Una historia sobre el amor, la incertidumbre y las ganas de vivir
La película de Isabel Coixet, protagonizada por Alba Rohrwacher y Elio Germano, sigue a una mujer que enfrenta una separación inesperada y un diagnóstico de cáncer. El drama combina momentos de dolor con una mirada luminosa, esperanzadora y sutilmente irónica.

En Tres adioses, Isabel Coixet vuelve a poner el foco en los vínculos personales y en un personaje femenino que atraviesa una transformación profunda. La protagonista es Marta, interpretada por Alba Rohrwacher, una profesora de educación física y exdeportista que mantiene una relación con Antonio, encarnado por Elio Germano.
La historia comienza cuando ambos asisten juntos a la inauguración de una muestra. Marta no disfruta especialmente de ese tipo de encuentros sociales y lo deja en claro. Más tarde, ya en la intimidad de su casa, Antonio le propone hacer una pausa en la relación. No queda del todo claro qué lo llevó a tomar esa decisión y Marta queda desconcertada frente a una ruptura que no esperaba.

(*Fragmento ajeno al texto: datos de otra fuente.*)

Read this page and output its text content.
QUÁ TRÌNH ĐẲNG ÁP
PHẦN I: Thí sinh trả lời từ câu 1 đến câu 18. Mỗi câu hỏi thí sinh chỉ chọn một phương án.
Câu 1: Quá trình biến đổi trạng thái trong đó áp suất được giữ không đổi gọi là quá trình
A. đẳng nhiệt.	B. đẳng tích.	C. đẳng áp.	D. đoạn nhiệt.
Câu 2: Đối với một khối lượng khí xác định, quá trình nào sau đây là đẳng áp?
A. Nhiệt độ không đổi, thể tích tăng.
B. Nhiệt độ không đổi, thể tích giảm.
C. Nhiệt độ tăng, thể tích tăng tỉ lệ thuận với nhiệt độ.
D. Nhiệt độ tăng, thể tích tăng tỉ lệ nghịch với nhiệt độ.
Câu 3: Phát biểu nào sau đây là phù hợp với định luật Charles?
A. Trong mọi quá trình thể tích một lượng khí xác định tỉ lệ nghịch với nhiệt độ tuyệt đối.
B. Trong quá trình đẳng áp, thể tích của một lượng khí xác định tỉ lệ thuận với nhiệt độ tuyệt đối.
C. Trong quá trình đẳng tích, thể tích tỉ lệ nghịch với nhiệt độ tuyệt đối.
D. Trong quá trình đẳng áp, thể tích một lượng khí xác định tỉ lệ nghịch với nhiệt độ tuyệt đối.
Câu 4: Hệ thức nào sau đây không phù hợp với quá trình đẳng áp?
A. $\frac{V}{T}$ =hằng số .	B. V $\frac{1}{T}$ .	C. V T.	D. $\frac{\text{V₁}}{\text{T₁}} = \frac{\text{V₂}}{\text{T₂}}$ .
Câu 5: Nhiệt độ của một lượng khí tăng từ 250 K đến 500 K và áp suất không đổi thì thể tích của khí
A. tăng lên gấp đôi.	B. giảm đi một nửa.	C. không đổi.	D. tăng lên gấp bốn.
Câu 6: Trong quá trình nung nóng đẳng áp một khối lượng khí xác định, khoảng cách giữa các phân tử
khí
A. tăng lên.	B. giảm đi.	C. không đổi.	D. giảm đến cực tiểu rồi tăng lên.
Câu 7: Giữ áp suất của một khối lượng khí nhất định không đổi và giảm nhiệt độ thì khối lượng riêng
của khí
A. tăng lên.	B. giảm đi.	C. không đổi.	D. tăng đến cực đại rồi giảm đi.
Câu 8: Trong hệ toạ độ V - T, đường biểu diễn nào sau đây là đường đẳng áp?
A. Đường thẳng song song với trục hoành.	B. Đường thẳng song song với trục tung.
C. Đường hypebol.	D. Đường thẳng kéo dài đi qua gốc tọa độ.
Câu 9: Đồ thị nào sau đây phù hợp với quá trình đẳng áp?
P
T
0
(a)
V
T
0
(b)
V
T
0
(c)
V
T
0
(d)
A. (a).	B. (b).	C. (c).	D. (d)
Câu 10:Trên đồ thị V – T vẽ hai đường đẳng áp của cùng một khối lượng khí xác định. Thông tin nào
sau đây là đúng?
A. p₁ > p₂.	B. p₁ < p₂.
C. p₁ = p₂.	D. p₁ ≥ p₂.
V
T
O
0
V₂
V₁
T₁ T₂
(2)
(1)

Poco después comienza a sufrir fuertes dolores estomacales. Una consulta médica deriva en un diagnóstico inesperado: tiene cáncer. A partir de ese momento, la película cambia su recorrido y acompaña a Marta mientras intenta comprender qué quiere para su vida y cómo enfrentar un futuro que acaba de adquirir otra dimensión.
La protagonista comienza a acercarse a otro profesor del lugar donde trabaja y, al mismo tiempo, revisa sus propias decisiones. El diagnóstico no funciona únicamente como un elemento dramático, sino como un punto de quiebre que la lleva a tomar las riendas de su existencia.
La película tiene un antecedente temático en Mi vida sin mí (2003), también dirigida por Coixet, donde una joven con cáncer terminal decide vivir con intensidad el tiempo que le queda. En Tres adioses, el relato se construye a partir de momentos, dudas, arrepentimientos y reencuentros.
Rohrwacher consigue transmitir vulnerabilidad, determinación, ironía y ternura. Los personajes que la rodean también atraviesan cambios y cuestionamientos. El resultado es una película que encuentra esperanza incluso frente a un diagnóstico irreversible y que llega a un desenlace emocionante, donde los vínculos y el deseo de vivir ocupan el centro de la historia.